In the current paper, we investigate the shear rheology of one such functionalised dipeptide solution (“2NapFF”), which we have previously shown exhibits strong extensional viscosity effects with particular attention placed on steady shear flow and the normal-stress differences developed under flow.

Working fluids

The sample preparation and chemical characterisation of the so-called 2NapFF functionalised dipeptide solutions used in the current study were previously reported in Draper et al. (2017a, b). 2NapFF consists of two amino acids connected by a peptide bond which are functionalised at the N-terminus by two naphthalene aromatic groups. 2NapFF solutions form low-molecular–weight hydrogels (LMWGs) when the pH is decreased. In the “precursor” phase (i.e. prior to gelation caused by pH decrease), 2NapFF self-assembles and forms wormlike micellar structures (Chen et al. 2010; Draper et al. 2020). Here, we study a single concentration of 10 mg mL−1 in aqueous solution. Controlling the sample preparation methodology is critical for ensuring reproducibility. To prepare the working fluids, the terminal carboxylic acid was deprotonated using caesium hydroxide (CsOH). The salt addition deprotonates the carboxylic acid, resulting in a surfactant-like structure and exhibiting very “stringy” behaviour which was found to correlate with relaxation times on the order of 1 s using capillary breakup extensional rheometry (CaBER) (Draper et al. 2017a, b). To prepare the solutions, 1 molar equivalent of caesium hydroxide was added using a 0.1 M solution with respect to 2NapFF and then deionised water added to make up the final volume to give a concentration of 2NapFF of 10 mg mL−1. Seventeen millilitres of the 2NapFF solution was prepared in 50-mL Falcon tubes, stirred with a 25 × 8-mm stirrer bar and wrapped in Parafilm. The sample was stirred at 1000 rpm for 7 days and then left to stand before measurement. All solutions were formed at room temperature (normally between 22 and 25 °C).

Experimental methods

We characterised the rheology of our functionalised dipeptide solution in small amplitude oscillatory shear (SAOS) and steady shear using both cone-and-plate and parallel-plate devices to allow us to obtain both the first and second normal-stress differences.

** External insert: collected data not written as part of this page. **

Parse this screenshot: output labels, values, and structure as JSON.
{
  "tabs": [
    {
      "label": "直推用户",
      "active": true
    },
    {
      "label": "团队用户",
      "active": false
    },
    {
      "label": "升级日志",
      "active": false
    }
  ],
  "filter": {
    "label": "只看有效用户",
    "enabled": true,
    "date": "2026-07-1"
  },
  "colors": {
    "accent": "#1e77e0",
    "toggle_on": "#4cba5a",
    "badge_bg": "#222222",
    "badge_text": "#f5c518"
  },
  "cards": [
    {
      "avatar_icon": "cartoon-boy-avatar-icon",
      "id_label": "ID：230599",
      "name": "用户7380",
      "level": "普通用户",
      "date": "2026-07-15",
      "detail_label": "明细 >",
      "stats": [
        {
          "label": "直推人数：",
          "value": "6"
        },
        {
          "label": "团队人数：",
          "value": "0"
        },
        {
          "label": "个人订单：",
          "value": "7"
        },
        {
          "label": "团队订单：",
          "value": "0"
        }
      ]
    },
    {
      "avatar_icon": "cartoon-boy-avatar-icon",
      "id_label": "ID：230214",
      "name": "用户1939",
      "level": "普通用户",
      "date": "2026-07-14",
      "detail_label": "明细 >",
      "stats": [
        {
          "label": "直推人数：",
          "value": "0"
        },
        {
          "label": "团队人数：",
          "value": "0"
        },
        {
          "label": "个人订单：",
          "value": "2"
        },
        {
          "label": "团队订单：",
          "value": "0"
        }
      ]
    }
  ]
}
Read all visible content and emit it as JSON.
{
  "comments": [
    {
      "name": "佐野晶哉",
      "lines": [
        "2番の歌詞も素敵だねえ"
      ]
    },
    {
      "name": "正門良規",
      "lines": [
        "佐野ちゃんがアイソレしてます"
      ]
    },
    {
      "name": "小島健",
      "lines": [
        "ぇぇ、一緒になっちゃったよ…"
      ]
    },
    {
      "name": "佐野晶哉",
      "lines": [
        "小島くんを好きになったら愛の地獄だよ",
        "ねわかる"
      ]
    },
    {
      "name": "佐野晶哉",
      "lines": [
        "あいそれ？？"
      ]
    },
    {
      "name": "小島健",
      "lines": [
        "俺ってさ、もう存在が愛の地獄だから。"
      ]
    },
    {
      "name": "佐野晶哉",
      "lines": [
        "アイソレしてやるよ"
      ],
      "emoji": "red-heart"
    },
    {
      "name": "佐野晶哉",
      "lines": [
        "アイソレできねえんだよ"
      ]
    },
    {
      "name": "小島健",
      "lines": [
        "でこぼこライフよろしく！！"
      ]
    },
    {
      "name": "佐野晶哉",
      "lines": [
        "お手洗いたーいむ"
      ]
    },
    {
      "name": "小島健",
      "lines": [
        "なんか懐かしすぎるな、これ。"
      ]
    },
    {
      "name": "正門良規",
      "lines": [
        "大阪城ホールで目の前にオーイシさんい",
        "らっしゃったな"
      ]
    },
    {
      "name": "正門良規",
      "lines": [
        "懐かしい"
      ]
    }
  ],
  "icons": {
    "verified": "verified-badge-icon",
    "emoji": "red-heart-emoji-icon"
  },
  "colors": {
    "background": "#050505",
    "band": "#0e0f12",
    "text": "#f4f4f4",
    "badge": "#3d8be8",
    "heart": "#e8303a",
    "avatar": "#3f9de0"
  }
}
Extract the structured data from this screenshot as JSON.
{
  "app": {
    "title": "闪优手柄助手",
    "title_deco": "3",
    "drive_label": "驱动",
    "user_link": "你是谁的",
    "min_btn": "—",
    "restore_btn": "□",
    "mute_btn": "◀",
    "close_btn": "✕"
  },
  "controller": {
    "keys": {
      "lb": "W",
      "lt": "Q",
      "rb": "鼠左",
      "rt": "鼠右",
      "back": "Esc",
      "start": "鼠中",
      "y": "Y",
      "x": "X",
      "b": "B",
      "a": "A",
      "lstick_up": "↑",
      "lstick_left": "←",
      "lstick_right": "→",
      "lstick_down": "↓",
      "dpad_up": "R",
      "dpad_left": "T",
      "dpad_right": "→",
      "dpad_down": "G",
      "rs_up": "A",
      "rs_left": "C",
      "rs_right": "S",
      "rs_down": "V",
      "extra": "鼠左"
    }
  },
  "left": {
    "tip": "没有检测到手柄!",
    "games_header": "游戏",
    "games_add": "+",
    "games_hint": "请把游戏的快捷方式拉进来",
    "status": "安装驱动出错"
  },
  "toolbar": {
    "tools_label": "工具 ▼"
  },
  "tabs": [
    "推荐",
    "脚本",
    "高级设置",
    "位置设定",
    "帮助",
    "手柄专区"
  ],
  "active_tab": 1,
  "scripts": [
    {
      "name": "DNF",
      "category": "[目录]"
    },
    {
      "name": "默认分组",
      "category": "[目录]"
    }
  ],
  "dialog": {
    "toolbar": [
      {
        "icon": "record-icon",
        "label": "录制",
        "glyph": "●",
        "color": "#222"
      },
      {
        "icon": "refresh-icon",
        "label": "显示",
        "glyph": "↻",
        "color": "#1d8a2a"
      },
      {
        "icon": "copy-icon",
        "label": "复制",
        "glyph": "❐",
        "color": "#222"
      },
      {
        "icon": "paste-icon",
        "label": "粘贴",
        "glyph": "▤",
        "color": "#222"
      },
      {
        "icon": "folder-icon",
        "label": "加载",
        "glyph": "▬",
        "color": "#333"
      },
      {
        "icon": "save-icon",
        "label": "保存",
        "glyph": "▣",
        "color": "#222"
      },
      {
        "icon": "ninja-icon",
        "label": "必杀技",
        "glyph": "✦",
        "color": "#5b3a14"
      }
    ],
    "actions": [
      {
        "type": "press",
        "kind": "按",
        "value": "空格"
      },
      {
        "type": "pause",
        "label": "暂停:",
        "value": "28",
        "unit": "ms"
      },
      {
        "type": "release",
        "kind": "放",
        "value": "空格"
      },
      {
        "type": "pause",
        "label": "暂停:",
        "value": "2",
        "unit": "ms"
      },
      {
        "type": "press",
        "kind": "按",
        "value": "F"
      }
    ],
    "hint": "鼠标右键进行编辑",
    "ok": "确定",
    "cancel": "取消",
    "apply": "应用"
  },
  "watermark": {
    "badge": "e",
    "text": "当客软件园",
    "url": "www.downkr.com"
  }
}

Small amplitude oscillatory shear (SAOS) measurements were performed using a TA instruments AR 1000 N controlled-stress rheometer. To minimise inertial effects, a light-weight 6-cm-diameter 2° acrylic cone was used at an operating temperature 20 °C, which was controlled by a Peltier plate with precision within ± 0.1 °C, and, to prevent evaporation, a solvent trap was employed. A stress sweep was performed at a frequency of 1 rad/s to determine the linear viscoelastic (LVE) regime for oscillation stresses ranging from 0.01 to 20 Pa. The oscillation stress chosen in the LVE range to perform the frequency sweep tests was 0.1 Pa over three decades of frequency from 0.01 to 10 rad/s.

Steady shear tests to determine both first and second normal-stress differences were performed on two different stress-controlled Anton Paar MCR 302 rheometers. A 1° steel cone-and-plate geometry with either 5 or 6 cm diameter (CP50 and CP60 respectively) was used to measure the first normal-stress difference N1 and, using a 5-cm diameter parallel-plate geometry (PP50) made from steel, at a gap of 0.5 mm, to measure \({N}_{1}-{N}_{2}\) through the measurement of the axial thrust using the following two equations:

$$N_1\left(\dot\gamma\right)=\frac{{2F}_{CP}\left(\dot\gamma\right)}{{\pi R}^2}$$
(1)
$$N_1\left(\dot\gamma\right)-N_2\left({\dot\gamma}_R\right)=\frac{{2F}_{PP}\left({\dot\gamma}_R\right)}{{\pi R}^2}\left(1+\frac12\frac{d{lnF}_{pp}\left({\dot\gamma}_R\right)}{d{ln\dot\gamma}_R}\right)$$
(2)

where \(\it {\text{F}}_{\text{CP}}\) is the axial thrust from the cone-and-plate geometry \({\dot\gamma}\), is the shear rate (and \({\dot\gamma }_{R}\) is the shear rate at the “rim” or edge of the parallel plate), \(\it {\text{R}}\) is the radius of the geometry in use, and \(\it {\text{F}}_{\text{PP}}\) is the axial thrust from the plate-and-plate geometry.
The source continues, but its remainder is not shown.